Saturday Night Live (Classic): "Buck Henry/Jennifer Warnes"
Host: Buck Henry. Well, friends, it appears that the long national nightmare of me blogging about the second season of Saturday Night Live for TV Club Classic has finally reached a merciful end. What began with the faintest flicker of excitement and interest from A.V Club readers is now ending with resounding thud. I diligently exhausted the interest of loyal readers until I was left with but a single regular reader for this feature, a 43-year-old woman from Nebraska named Ethel. Thank you for your loyalty and dedication, Ethel. I hope I have not let you down.
Thankfully the season ends on a high note, with a classic episode hosted by the eminently reliable Buck Henry. According to insights stolen from commenters, the cast and crew loved working with Henry, both because he was a terrific straight man but also because he was literally down for anything, as evidenced by an opening monologue bit where he promised to perform a real, live sex act on camera. I'm guessing Gerald Ford's press secretary, to cite a slightly more image-conscious early host, probably would have been just a little bit squeamish about doing that bit. Henry didn't care about ruining his image because he had no public image. He was a writer, first and foremost, and I'm sure he could have plugged along quite nicely even if he never appeared in front of the camera again. Incidentally I just learned that Henry has Cancer, which seriously bummed me out. I didn't experience a "Bill Murray's soon-to-be ex-wife says he physically abused her" level of sadness and disillusionment but it made me sad all the same. He did a lot of great work, that Buck Henry. He was a comedy transgressive who looked like a quintessential mousy bureaucrat. Here he plays off the cast's live-wire energy beautifully.
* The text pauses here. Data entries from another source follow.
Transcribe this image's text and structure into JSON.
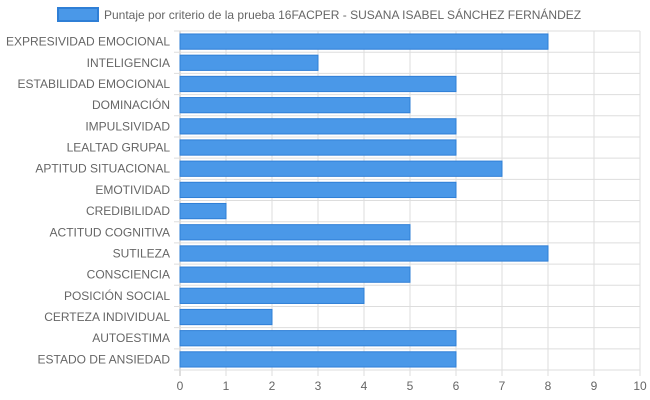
{
  "chart_data": {
    "type": "bar",
    "orientation": "horizontal",
    "title": "",
    "legend": {
      "position": "top",
      "entries": [
        "Puntaje por criterio de la prueba 16FACPER - SUSANA ISABEL SÁNCHEZ FERNÁNDEZ"
      ]
    },
    "categories": [
      "EXPRESIVIDAD EMOCIONAL",
      "INTELIGENCIA",
      "ESTABILIDAD EMOCIONAL",
      "DOMINACIÓN",
      "IMPULSIVIDAD",
      "LEALTAD GRUPAL",
      "APTITUD SITUACIONAL",
      "EMOTIVIDAD",
      "CREDIBILIDAD",
      "ACTITUD COGNITIVA",
      "SUTILEZA",
      "CONSCIENCIA",
      "POSICIÓN SOCIAL",
      "CERTEZA INDIVIDUAL",
      "AUTOESTIMA",
      "ESTADO DE ANSIEDAD"
    ],
    "series": [
      {
        "name": "Puntaje por criterio de la prueba 16FACPER - SUSANA ISABEL SÁNCHEZ FERNÁNDEZ",
        "values": [
          8,
          3,
          6,
          5,
          6,
          6,
          7,
          6,
          1,
          5,
          8,
          5,
          4,
          2,
          6,
          6
        ],
        "color": "#4a98e8",
        "border_color": "#2f7fd6"
      }
    ],
    "x_ticks": [
      "0",
      "1",
      "2",
      "3",
      "4",
      "5",
      "6",
      "7",
      "8",
      "9",
      "10"
    ],
    "xlim": [
      0,
      10
    ],
    "grid": true,
    "grid_color": "#dddddd"
  }
}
The Good: Today's episode offered a consistently funny mix of the tried and true and the oddball and out-there. Henry throws down the gauntlet in his opening monologue, where he push the boundaries of television comedy with real, live on-camera perversion. He asks the audience for a volunteer and the camera pans over several apparent prostitutes making sex faces before a bulky gentleman bounds onto the stage and enthusiastically begins to hump the host. And we're off!
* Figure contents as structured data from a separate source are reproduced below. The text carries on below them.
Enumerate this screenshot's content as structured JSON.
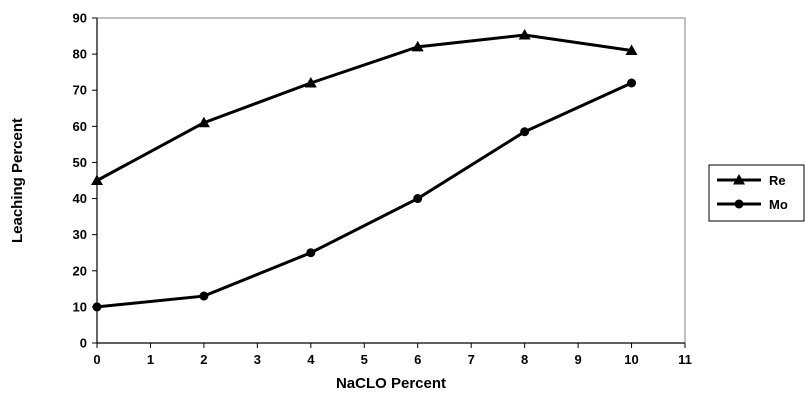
{
  "chart_data": {
    "type": "line",
    "title": "",
    "xlabel": "NaCLO Percent",
    "ylabel": "Leaching Percent",
    "xlim": [
      0,
      11
    ],
    "ylim": [
      0,
      90
    ],
    "x_ticks": [
      0,
      1,
      2,
      3,
      4,
      5,
      6,
      7,
      8,
      9,
      10,
      11
    ],
    "y_ticks": [
      0,
      10,
      20,
      30,
      40,
      50,
      60,
      70,
      80,
      90
    ],
    "grid": false,
    "legend_position": "right",
    "series": [
      {
        "name": "Re",
        "marker": "triangle",
        "color": "#000000",
        "x": [
          0,
          2,
          4,
          6,
          8,
          10
        ],
        "y": [
          45,
          61,
          72,
          82,
          85.3,
          81
        ]
      },
      {
        "name": "Mo",
        "marker": "circle",
        "color": "#000000",
        "x": [
          0,
          2,
          4,
          6,
          8,
          10
        ],
        "y": [
          10,
          13,
          25,
          40,
          58.5,
          72
        ]
      }
    ]
  }
}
Though the comedy goodness begins with a really funny cold open in which Dan Aykroyd's Jimmy Carter, in a fit of energy-preserving insanity, promises to single-handedly power his television address via his exercise bike. Oh sweet Lord did Aykroyd do a mean Jimmy Carter. It was even better than the real thing. The show trotted a series of its best-loved recurring characters for the big finale. A fearless Henry–who was famously cut by Belushi's Samurai sword in an earlier sketch–tangoes with Belushi's inscrutable swordsman once again in a surprisingly clever college-themed sketch. Later Henry once again plays straight man to the Coneheads in a sketch that starts out really strong but wears out its welcome well before the Coneheads travel to their home planet for fighting and love. Christ, we even saw the return of the Land Shark (and Chevy Chase) in a genius callback in which the wily cold-blooded killer of the deep tries to trick Henry's pervy Charles Lindbergh. It's touching that the cast put aside their fierce hatred/jealousy over his breakout success to have him back on the show.